Verizon continues to grouse about governmental unbundled network elements platform (UNE-P) regulations, which are currently under Federal Communications Commission (FCC) review. The regs require RBOCs like Verizon to lease elements in their networks, like switches, to competitors at low fixed wholesale prices (see Will Powell Pull the Plug?). For the fourth quarter, Verizon claims it lost more than 400,000 access lines to UNE-P competition.

Verizon doesn’t expect much improvement this year. “Our view of the economy is that there will not be a significant boost… in 2003,” says Verizon's chief financial officer, Doreen Toben. “We have assumed business as usual for 2003… meaning that UNE-P will be around for a while longer, which is unfortunate.”

A question mark hangs over Verizon's long-distance activities. In return for opening up their networks to competitors, the RBOCs have received regulatory approval to enter the long-distance markets in many states (see RBOCs Get Long Distance Go-Ahead). Verizon says it added 566,000 new long-distance customers during the fourth quarter, reaching a total of 10.4 million customers, making it the third largest long-distance customer behind AT&T and WorldCom Inc. (OTC: WCOEQ).

Ironically, though, while the number of Verizon long-distance customers is growing, the company saw its long-distance revenues in the quarter shrink. Verizon claims the decline is due to a one-time charge, though at least one analyst sees a trend:

“Even if there is a one-time charge, the last few quarters show that the revenues aren’t growing much,” says Davenport's Johnstone. “If the Bells had realized how awful the long-distance market was, they probably would have been better off not opening their networks to competitors... Be careful what you wish for.”

In the end, Johnstone believes, the chief value of long-distance service may lie in its value as a customer retention mechanism, which can then be used to offer popular bundled packages.

Overall, investors seemed enlivened by the rare spot of telecom good news.

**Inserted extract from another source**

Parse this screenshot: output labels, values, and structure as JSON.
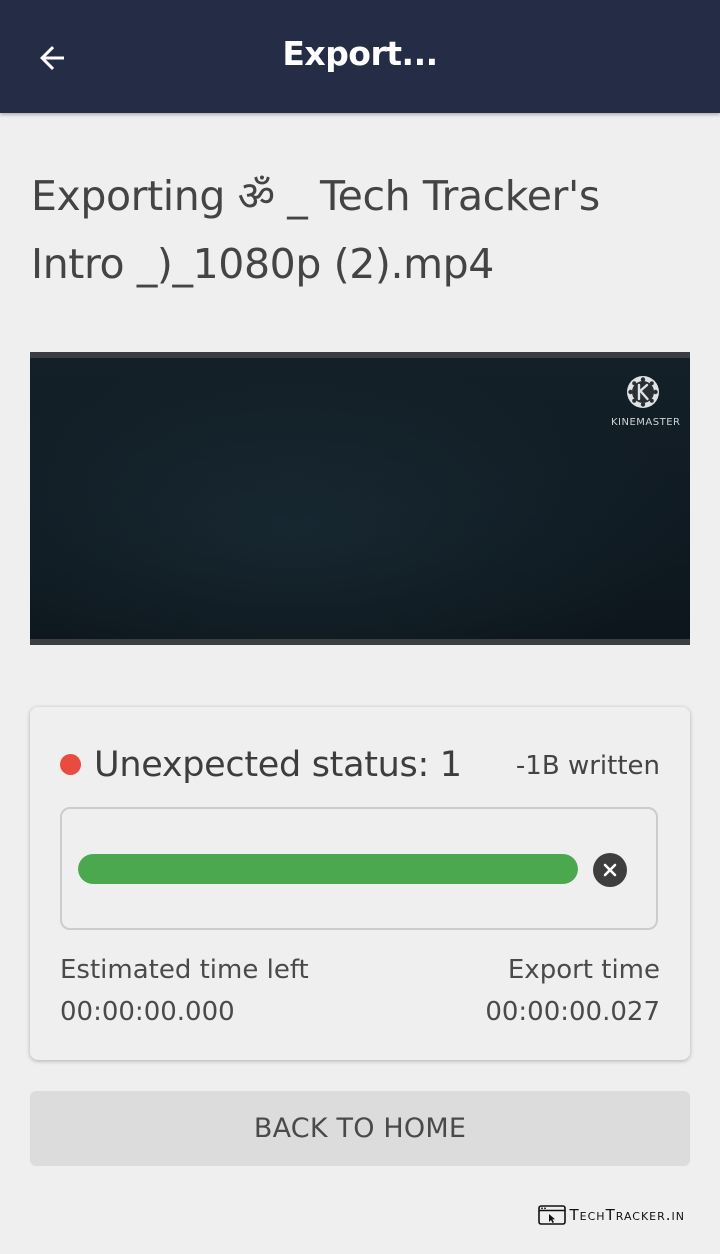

Following this morning's announcement, Verizon's stock price jumped more than 3 percent to $37.19 a share. Lehman Brothers also upgraded the carrier from Equal-Weight to Overweight following the report.

— Eugénie Larson, Reporter, Light Reading
BobbyMax 12/5/2012 | 12:45:18 AM
re: Verizon Reports Revenue Growth Considering the stagering debt of $53 billion, it would be difficult for Verizon to post any profits. Verizon may be able to clear this debt in 7-10 years. Verizon had not published any report as to how it spent they borrowed. The company does not have much to show for. The losses to trhe shareholder has been massive. It has not adopted any cost cutting scheme.
DanJones 12/5/2012 | 12:44:55 AM
re: Verizon Reports Revenue Growth "Verizon had not published any report as to how it spent they borrowed"

Well Bobby, I reckon some of it must have gone on rolling their new CDMA 1xRTT network, just a hunch now.